A reservoir is a natural or artificial water impoundment used to store water catering to varied functions like water supply, flood control, producing hydroelectricity, maintaining flow control, or for recreational purposes. Many reservoirs, such as the service reservoirs, provide raw water feed to a water treatment plant to provide drinking water. These service reservoirs are usually elevated and constructed as water towers in flat landscapes. At other times, they perform the function of cisterns by remaining underground in hilly or mountainous regions. These higher altitudes are vital in providing different pumping-pressures in varying zones. The typology of covered or underground reservoirs is functionally similar to the containers of water storage tanks. Such underground reservoirs perform a buffering function and act as an intermediary element between the water distribution system and the end consumer to satisfy residential, commercial, industrial and fire-fighting requirements.

Both Vienna and Mexico have a drinking-water supply system with twenty-eight reservoirs and seven reservoirs, respectively, at differing heights to ensure water supply in all parts of the city below through high-performance transport pipes.  The Neusiedl am Steinfeld water reservoir in Vienna, and the water reservoirs of the Cutzamala System in Mexico, act as water storage tanks and, at times, as water treatment plants. Treatment procedures happen during its retention time and form an integral pause in the distributing system combined with various pipelines, aquifers, aqueducts, canals and pumping stations.
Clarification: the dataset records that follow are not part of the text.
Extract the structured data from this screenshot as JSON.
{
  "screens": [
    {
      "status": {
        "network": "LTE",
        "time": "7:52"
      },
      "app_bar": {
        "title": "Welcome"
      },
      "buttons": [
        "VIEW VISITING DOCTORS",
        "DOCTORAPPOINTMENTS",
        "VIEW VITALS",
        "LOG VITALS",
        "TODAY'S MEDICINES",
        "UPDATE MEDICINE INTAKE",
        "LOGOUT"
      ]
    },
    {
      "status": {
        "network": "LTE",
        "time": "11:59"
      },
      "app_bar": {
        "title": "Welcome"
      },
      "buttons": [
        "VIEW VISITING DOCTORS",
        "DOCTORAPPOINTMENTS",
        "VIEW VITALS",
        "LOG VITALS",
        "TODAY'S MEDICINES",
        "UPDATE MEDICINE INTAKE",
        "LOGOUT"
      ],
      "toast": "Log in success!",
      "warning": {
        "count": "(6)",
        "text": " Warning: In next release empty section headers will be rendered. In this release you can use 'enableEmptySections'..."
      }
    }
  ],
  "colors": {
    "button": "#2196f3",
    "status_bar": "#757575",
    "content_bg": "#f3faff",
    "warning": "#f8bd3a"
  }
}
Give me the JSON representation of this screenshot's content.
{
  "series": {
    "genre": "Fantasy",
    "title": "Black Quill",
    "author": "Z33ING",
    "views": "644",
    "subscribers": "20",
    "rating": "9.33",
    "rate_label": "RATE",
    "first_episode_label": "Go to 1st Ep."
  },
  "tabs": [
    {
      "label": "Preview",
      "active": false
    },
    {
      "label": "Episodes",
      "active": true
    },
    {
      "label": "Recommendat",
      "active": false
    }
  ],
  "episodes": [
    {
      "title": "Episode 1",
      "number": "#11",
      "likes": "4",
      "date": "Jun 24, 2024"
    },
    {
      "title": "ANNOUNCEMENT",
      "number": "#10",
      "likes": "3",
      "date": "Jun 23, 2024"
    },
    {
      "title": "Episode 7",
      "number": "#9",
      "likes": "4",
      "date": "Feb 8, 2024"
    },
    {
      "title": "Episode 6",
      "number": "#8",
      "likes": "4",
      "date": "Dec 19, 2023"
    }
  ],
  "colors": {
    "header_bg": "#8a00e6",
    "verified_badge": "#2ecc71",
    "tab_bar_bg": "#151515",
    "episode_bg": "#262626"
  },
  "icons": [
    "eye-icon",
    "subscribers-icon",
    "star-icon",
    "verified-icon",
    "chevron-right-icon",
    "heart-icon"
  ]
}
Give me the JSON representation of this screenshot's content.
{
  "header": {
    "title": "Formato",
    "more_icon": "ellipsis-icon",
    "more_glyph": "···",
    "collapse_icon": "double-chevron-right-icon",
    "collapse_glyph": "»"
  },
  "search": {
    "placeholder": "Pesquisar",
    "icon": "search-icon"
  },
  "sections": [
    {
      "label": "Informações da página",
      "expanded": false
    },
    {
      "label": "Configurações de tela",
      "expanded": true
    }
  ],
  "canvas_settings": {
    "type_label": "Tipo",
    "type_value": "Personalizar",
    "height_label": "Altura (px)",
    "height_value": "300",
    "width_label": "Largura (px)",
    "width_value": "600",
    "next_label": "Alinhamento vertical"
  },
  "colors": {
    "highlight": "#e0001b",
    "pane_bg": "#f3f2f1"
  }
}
The design of these reservoirs allows the particles and silts to settle out, in-turn purifying the water along with the presence of natural biological treatment using algae, bacteria and zooplankton. The Neusiedl am Steinfeld reservoir is the largest reservoir for Vienna's natural spring water supply, with four reservoir chambers 134.4 meters long and 120.4 meters wide, and with a filling height of ten meters. Two hundred and eighty-eight reinforced concrete columns support the ceiling of each container chamber. The Cutzamala system in ZMCM provides water from both the Cutzamala and the Lerma-Balsas river systems, where the network of seven reservoirs supply the water from a height of 1,300 meters. The water in these reservoirs is constantly monitored by control centres enabling the water distribution system to run at optimum efficiency.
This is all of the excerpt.